Yayıncı ve yazar Cem İleri yine bir “okuma” kitabıyla hem de Sebald’ı merkeze alan kitabı Okurun Belleği’yle Sebald okurunun iştahını kabartıyor. İleri ile hem yeni kitabını hem de Everest Yayınları’nın “deneme” dizisini konuştuk
04 Şubat 2016 13:50
Yazının da Yırtılıverdiği Yer bir Bilge Karasu okumasıydı, çok da hoş bir kitaptı. Sekiz yıl sonra bu kez Okurun Belleği geldi. Peki, Cem İleri’nin edebiyatta akrabalığı, kan bağı olan tür –ama aynı zamanda da yazmaya iten tür- deneme diyebilir miyiz?

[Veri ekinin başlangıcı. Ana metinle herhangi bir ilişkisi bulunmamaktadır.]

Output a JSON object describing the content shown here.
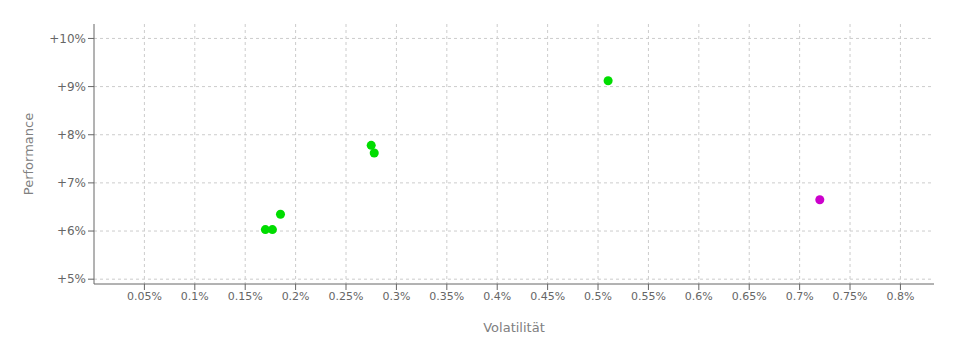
{
  "chart_data": {
    "type": "scatter",
    "xlabel": "Volatilität",
    "ylabel": "Performance",
    "xlim": [
      0.0,
      0.008333
    ],
    "ylim": [
      0.049,
      0.103
    ],
    "xticks": [
      {
        "value": 0.0005,
        "label": "0.05%"
      },
      {
        "value": 0.001,
        "label": "0.1%"
      },
      {
        "value": 0.0015,
        "label": "0.15%"
      },
      {
        "value": 0.002,
        "label": "0.2%"
      },
      {
        "value": 0.0025,
        "label": "0.25%"
      },
      {
        "value": 0.003,
        "label": "0.3%"
      },
      {
        "value": 0.0035,
        "label": "0.35%"
      },
      {
        "value": 0.004,
        "label": "0.4%"
      },
      {
        "value": 0.0045,
        "label": "0.45%"
      },
      {
        "value": 0.005,
        "label": "0.5%"
      },
      {
        "value": 0.0055,
        "label": "0.55%"
      },
      {
        "value": 0.006,
        "label": "0.6%"
      },
      {
        "value": 0.0065,
        "label": "0.65%"
      },
      {
        "value": 0.007,
        "label": "0.7%"
      },
      {
        "value": 0.0075,
        "label": "0.75%"
      },
      {
        "value": 0.008,
        "label": "0.8%"
      }
    ],
    "yticks": [
      {
        "value": 0.05,
        "label": "+5%"
      },
      {
        "value": 0.06,
        "label": "+6%"
      },
      {
        "value": 0.07,
        "label": "+7%"
      },
      {
        "value": 0.08,
        "label": "+8%"
      },
      {
        "value": 0.09,
        "label": "+9%"
      },
      {
        "value": 0.1,
        "label": "+10%"
      }
    ],
    "grid": true,
    "series": [
      {
        "color": "#00dd00",
        "x": [
          0.00275,
          0.00278,
          0.00185,
          0.0017,
          0.00177,
          0.0051
        ],
        "values": [
          0.0778,
          0.0762,
          0.0635,
          0.0603,
          0.0603,
          0.0912
        ]
      },
      {
        "color": "#cc00cc",
        "x": [
          0.0072
        ],
        "values": [
          0.0665
        ]
      }
    ]
  }
}
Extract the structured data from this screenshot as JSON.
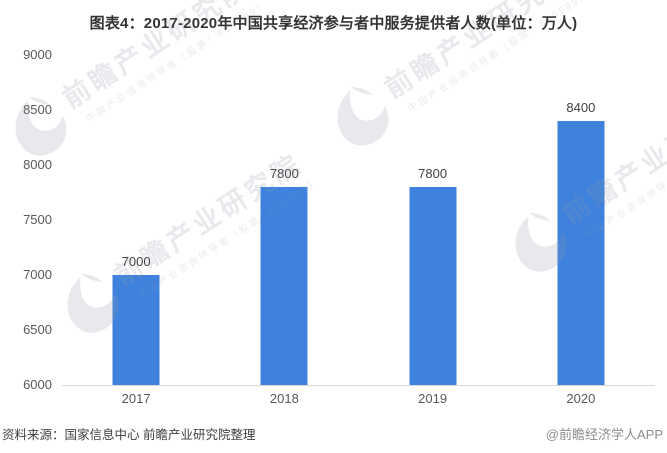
{
  "title": "图表4：2017-2020年中国共享经济参与者中服务提供者人数(单位：万人)",
  "chart_data": {
    "type": "bar",
    "categories": [
      "2017",
      "2018",
      "2019",
      "2020"
    ],
    "values": [
      7000,
      7800,
      7800,
      8400
    ],
    "title": "图表4：2017-2020年中国共享经济参与者中服务提供者人数(单位：万人)",
    "xlabel": "",
    "ylabel": "",
    "unit": "万人",
    "ylim": [
      6000,
      9000
    ],
    "ytick_step": 500,
    "yticks": [
      6000,
      6500,
      7000,
      7500,
      8000,
      8500,
      9000
    ],
    "grid": false,
    "legend": false,
    "bar_color": "#3f82de"
  },
  "footer": {
    "source": "资料来源：国家信息中心 前瞻产业研究院整理",
    "credit": "@前瞻经济学人APP"
  },
  "watermark": {
    "brand": "前瞻产业研究院",
    "tagline": "中国产业咨询领导者（股票：839599）"
  },
  "colors": {
    "bar": "#3f82de",
    "axis_line": "#d9d9d9",
    "tick_label": "#595959",
    "value_label": "#404040",
    "title": "#333333",
    "source_text": "#404040",
    "credit_text": "#8c8c8c",
    "watermark": "#8d96a3"
  }
}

Teşekkür ederim. Kitabın ele aldığı temel sorulardan biri de bu tür meselesi. İlgilendiğim, kan bağım olduğunu düşündüğüm, bir türden çok bir tür yazar yaklaşımı olabilir belki de. Bilge Karasu da, bu kitabın Sebald’la birlikte ana figürü olan Benjamin de, Barthes da, yaşamları boyunca bu meseleyle uğraşmış yazarlar. Bu dört yazar da kolay kolay etiketlenemeyecek yapıtlar ortaya koydular. Karasu klasik anlamda bir romancı değildir, zaten ancak iki kitabını, o da zorlayarak bu türe dâhil edebilirsiniz. Sürekli değişim, dönüşüm içinde bir yapıt onunki. Benjamin edebiyatla düşünce, denemeyle kurmaca arasında kalmış bir figür. Barthes son döneminde, gerçekten yazmak istediğini, artık yazmak istediğini, kurmacaya girmeyi fantezi haline getirdiğini söylüyor, zaten son dönem yapıtları hep bu kaymanın izlerini taşır. Sebald’ın durumu hepsinden ilginç belki de. Neredeyse 50’li yaşlarına kadar standart metinler yazan bir akademisyen, birdenbire “kurmaca” dediği metinler yazmaya başlıyor. Bu üç ismin de çok iyi tanıdıkları ve farklı bağlamlarda ele aldıkları Proust’un da yazmaya başlarken temel problemi buydu. Ne yazacaktı, eleştiri mi, deneme mi, roman mı? Kitapta, Sebald’ı merkeze alarak, tüm bu sancıları, geçiş aşamalarını ele almaya çalıştım. Aynı metin, farklı bağlamlarda kullanıldığında ne değişir, okur açısından, yazar açısından, eleştiri açısından? Benjamin ve Sebald bunu çok sık yapar örneğin. Düşünce yazısının içinden bir çocukluk anısı belirir ya da tam tersi, tez düzeyinde bir fikir bir anekdotmuşçasına anlatılır. Sebald daha da ileri giderek aynı konuyu şiir, şiirsel düzyazı, eleştiri ve roman biçiminde tekrar tekrar ele alır. Benim genelde tür meselesine, özelde de denemeye ya da kurmacaya bakışım, bu çalışmada da sürdürdüğüm ortak sorular, temalar çerçevesinde daha bir belirginlik kazandı diye düşünüyorum.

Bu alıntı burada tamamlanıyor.